Especialistas em garantia imobiliária, a Unioncorp Corretora de Seguros atenta para o fato de que a figura do fiador não é infalível por uma série de fatores além desta decisão do STF. “Em primeiro lugar, no prazo mínimo de um contrato de locação, que é de quase três anos, o locador pode se tornar insolvente, dispor dos bens que lhe tornavam apto a garantia, perder emprego ou até falecer. É papel das imobiliárias ficar atentas à saúde dos seus contratos, mas infelizmente não é o que costumamos ver no mercado”, comenta Sérgio Gamba Jr, diretor da empresa.

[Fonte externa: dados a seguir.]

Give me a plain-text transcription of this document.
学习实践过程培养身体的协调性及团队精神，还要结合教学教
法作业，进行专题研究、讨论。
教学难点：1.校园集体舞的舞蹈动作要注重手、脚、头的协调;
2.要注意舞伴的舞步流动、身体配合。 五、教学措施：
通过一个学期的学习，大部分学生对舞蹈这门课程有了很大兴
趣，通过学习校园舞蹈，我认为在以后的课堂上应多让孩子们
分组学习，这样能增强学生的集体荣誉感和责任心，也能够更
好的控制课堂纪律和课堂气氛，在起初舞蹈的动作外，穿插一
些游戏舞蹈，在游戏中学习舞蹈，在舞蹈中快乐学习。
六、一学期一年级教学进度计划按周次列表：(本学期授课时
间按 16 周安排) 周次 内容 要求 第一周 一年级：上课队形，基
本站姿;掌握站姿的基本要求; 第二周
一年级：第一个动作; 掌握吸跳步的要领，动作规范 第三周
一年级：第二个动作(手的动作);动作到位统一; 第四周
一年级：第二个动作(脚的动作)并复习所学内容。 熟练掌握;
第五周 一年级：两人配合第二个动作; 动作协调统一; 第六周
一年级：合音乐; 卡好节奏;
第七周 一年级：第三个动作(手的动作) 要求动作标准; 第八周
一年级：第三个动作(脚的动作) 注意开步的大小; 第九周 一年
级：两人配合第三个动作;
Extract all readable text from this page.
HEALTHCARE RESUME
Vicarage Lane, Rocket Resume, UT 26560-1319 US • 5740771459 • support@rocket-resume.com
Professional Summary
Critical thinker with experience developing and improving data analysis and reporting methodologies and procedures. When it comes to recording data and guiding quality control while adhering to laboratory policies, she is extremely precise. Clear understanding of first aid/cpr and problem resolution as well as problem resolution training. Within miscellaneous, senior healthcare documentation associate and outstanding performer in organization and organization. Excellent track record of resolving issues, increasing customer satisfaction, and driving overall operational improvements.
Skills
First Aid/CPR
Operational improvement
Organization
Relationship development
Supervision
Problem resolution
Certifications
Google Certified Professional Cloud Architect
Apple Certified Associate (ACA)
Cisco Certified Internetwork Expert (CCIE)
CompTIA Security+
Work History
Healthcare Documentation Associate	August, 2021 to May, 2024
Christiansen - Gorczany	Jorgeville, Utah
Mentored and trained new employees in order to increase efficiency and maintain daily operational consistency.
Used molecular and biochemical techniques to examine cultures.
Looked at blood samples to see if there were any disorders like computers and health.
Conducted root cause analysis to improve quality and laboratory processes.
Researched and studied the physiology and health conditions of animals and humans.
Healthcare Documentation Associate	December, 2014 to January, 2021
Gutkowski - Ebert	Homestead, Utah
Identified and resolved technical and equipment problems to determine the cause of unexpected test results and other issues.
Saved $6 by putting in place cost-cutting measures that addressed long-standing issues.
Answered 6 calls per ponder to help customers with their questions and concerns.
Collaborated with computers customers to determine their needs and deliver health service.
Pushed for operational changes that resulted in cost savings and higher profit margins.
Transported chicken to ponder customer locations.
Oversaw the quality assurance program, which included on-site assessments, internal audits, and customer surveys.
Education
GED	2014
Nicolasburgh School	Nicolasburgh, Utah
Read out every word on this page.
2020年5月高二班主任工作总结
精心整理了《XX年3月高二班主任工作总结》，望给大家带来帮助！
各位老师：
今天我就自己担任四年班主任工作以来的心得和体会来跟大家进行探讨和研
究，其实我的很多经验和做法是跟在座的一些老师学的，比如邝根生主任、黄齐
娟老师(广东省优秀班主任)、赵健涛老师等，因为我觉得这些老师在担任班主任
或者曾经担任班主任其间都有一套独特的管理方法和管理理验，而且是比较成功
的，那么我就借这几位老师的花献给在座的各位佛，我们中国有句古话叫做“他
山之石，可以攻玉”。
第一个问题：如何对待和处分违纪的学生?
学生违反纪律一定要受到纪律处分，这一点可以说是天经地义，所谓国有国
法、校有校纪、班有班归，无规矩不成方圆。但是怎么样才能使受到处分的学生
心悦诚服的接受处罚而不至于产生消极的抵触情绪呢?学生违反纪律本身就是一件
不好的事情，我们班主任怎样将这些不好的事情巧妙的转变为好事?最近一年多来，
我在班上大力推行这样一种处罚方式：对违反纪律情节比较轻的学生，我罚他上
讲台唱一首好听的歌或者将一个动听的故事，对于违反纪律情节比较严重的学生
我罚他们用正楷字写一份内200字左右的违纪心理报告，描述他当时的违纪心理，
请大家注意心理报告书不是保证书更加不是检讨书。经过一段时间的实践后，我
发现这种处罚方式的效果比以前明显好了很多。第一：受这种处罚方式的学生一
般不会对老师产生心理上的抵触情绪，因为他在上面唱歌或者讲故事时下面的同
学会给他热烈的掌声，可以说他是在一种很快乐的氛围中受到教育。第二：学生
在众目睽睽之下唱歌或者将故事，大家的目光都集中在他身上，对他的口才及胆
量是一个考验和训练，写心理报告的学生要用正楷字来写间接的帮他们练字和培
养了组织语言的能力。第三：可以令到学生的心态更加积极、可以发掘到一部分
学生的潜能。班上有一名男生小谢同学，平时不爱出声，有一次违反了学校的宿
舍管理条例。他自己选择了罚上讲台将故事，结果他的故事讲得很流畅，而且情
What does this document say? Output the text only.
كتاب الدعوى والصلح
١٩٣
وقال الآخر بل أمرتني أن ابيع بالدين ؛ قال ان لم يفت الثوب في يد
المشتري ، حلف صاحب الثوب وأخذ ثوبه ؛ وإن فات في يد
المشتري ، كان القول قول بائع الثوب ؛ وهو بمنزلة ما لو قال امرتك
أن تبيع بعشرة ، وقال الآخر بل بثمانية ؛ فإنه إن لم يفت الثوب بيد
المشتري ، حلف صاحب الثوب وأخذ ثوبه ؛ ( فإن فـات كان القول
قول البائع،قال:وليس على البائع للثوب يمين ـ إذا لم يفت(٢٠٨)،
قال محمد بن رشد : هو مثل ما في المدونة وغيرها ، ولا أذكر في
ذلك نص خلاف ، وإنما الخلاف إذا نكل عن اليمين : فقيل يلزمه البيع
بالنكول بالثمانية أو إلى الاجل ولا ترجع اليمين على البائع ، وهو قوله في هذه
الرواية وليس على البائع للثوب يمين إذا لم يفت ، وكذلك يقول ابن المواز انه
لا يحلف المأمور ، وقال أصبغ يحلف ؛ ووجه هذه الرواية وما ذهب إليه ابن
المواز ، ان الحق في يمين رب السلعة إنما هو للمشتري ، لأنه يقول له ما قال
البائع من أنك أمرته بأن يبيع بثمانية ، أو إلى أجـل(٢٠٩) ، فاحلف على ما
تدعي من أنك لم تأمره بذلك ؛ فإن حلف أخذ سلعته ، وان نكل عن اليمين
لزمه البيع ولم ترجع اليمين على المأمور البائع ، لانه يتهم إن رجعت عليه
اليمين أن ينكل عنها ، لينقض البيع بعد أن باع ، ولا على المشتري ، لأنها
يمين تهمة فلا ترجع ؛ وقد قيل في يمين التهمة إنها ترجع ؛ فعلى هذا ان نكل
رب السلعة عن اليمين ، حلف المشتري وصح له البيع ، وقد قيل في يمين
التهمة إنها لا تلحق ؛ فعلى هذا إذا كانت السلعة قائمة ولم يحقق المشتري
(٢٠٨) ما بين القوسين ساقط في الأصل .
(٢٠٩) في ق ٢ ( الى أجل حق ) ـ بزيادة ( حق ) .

Como o mercado está reagindo? 

O epicentro do terremoto da decisão foi o mercado de locações comerciais. No entanto, Representantes de imobiliárias deste mercado contam que estão com os olhos mais abertos, porém, ainda não mostram um sinal vermelho para os fiadores. “Meu perfil de locação é acima dos R$ 5 mil. É claro que é um cenário que nos preocupa um pouco, já olhamos de forma diferente para o fiador, mas não inviabilizamos uma locação por conta disso. Enxergamos que o importante é fazer uma boa análise. Em 25 anos que tenho de experiência, 14 anos com a Neo4, só cheguei de fato à penhora de bens de um fiador apenas uma vez, mas isso se deve à escolha criteriosa de perfil do locatário e do fiador”, afirma Pedro Antacli, diretor Geral da Neo4 Consultoria Imobiliária, especializada em locações comerciais. Segundo ele, apesar de não terem fechado as portas para os fiadores, além de uma consulta minuciosa à sua capacidade de pagamento, essa garantia só é escolhida em último caso. “O fiador nunca é a primeira opção. A preferência é sempre do Seguro Fiança e do Título de Capitalização. Essa orientação já existia com a minha equipe, mas agora obviamente reforçamos dentro deste cenário novo”, afirma o executivo. 

Mauricio Cavalheire, consultor de locações imobiliárias para corporate – locações de lajes com mais de 100m², também acredita que o fiador continuará como uma opção para locações menores, pela sua viabilidade, mas sustenta que o mercado sempre quer se sentir mais seguro em contratos maiores. “Quanto maior o imóvel, mais restrita a garantia. Em imóveis menores, ainda será normal utilizarem o fiador, mas no caso das lajes a tradição ainda é utilizarem outras garantias como a fiança bancária em bancos de primeira linha, o seguro fiança ou até mesmo o título de capitalização. Em muitos casos, até há a opção de utilizar um imóvel como caução”, explica ele.